Image semantic segmentation, a deep learning algorithm, enables the recognition of pixel collections that form distinct categories, allowing for the identification of vehicles, pedestrians, traffic signs, pavement, and other road features. In urban and architectural design domains, image semantic segmentation and related techniques empower practitioners and researchers to efficiently analyze the distribution of public spaces. This application facilitates a better understanding of how people interact with urban environments, ultimately improving the design of functional and inviting spaces. This paper presents an analysis of images of different streets within the Lu Xun Heritage Area in Shaoxing, Zhejiang Province, China, which were obtained through onsite photography. The images were sampled, segmented, and compared to assess the spatial characteristics of distinct street types. A self-trained semantic segmentation model based on the Cityscapes dataset and the PaddlePaddle framework was employed to statistically analyze space variations across various dimensions.

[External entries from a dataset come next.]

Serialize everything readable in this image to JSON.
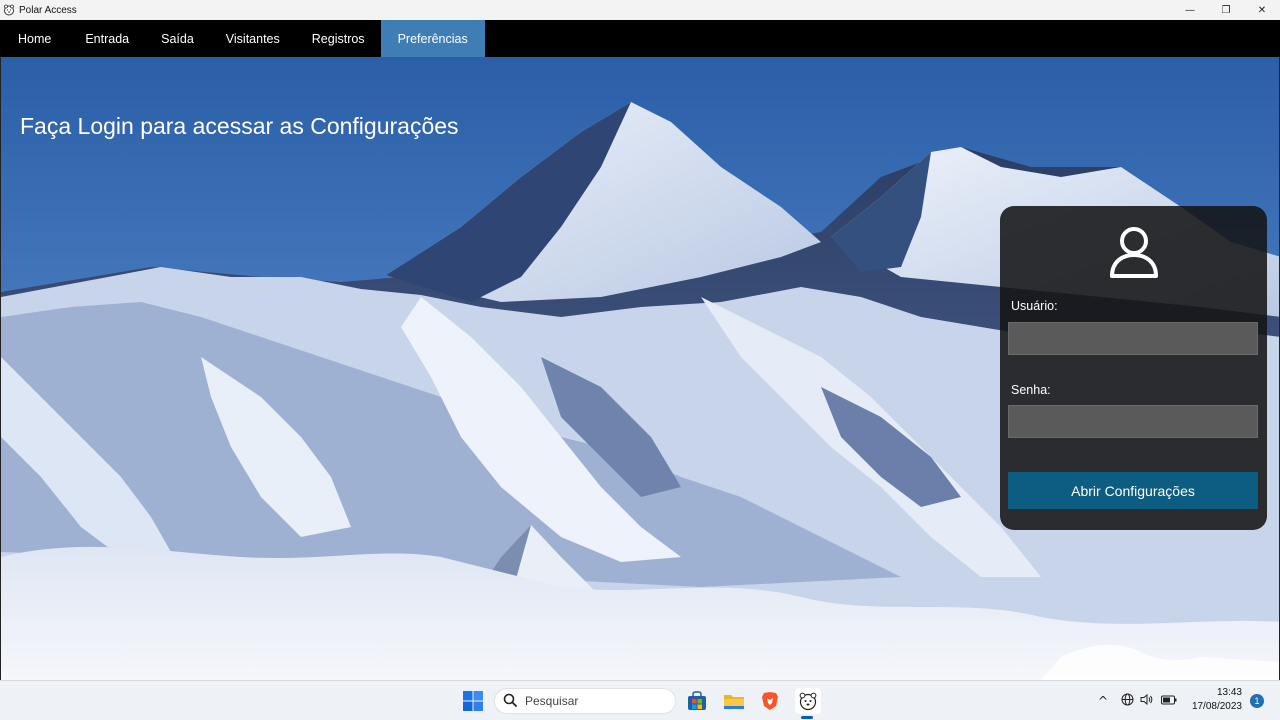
{
  "window": {
    "title": "Polar Access",
    "controls": {
      "minimize": "—",
      "maximize": "❐",
      "close": "✕"
    }
  },
  "nav": {
    "items": [
      {
        "label": "Home"
      },
      {
        "label": "Entrada"
      },
      {
        "label": "Saída"
      },
      {
        "label": "Visitantes"
      },
      {
        "label": "Registros"
      },
      {
        "label": "Preferências",
        "active": true
      }
    ]
  },
  "main": {
    "heading": "Faça Login para acessar as Configurações",
    "login": {
      "icon": "user-icon",
      "user_label": "Usuário:",
      "user_value": "",
      "password_label": "Senha:",
      "password_value": "",
      "submit_label": "Abrir Configurações"
    }
  },
  "taskbar": {
    "search_placeholder": "Pesquisar",
    "time": "13:43",
    "date": "17/08/2023",
    "notifications": "1",
    "tray_chevron": "^"
  },
  "colors": {
    "nav_active": "#3f7db5",
    "submit": "#0d5c82",
    "panel": "#141416"
  }
}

This analysis contributes to a better understanding of historical street structure and provides insights into the integration of artificial intelligence in urban planning and design.

Keywords
Lu Xun’s hometown
Semantic segmentation
Street space
Historic streets
Vibrant streets
Shaoxing China
Funding
This research received no financial support from public or private sectors.
Conflict of interest
The author declares no competing interests in this paper.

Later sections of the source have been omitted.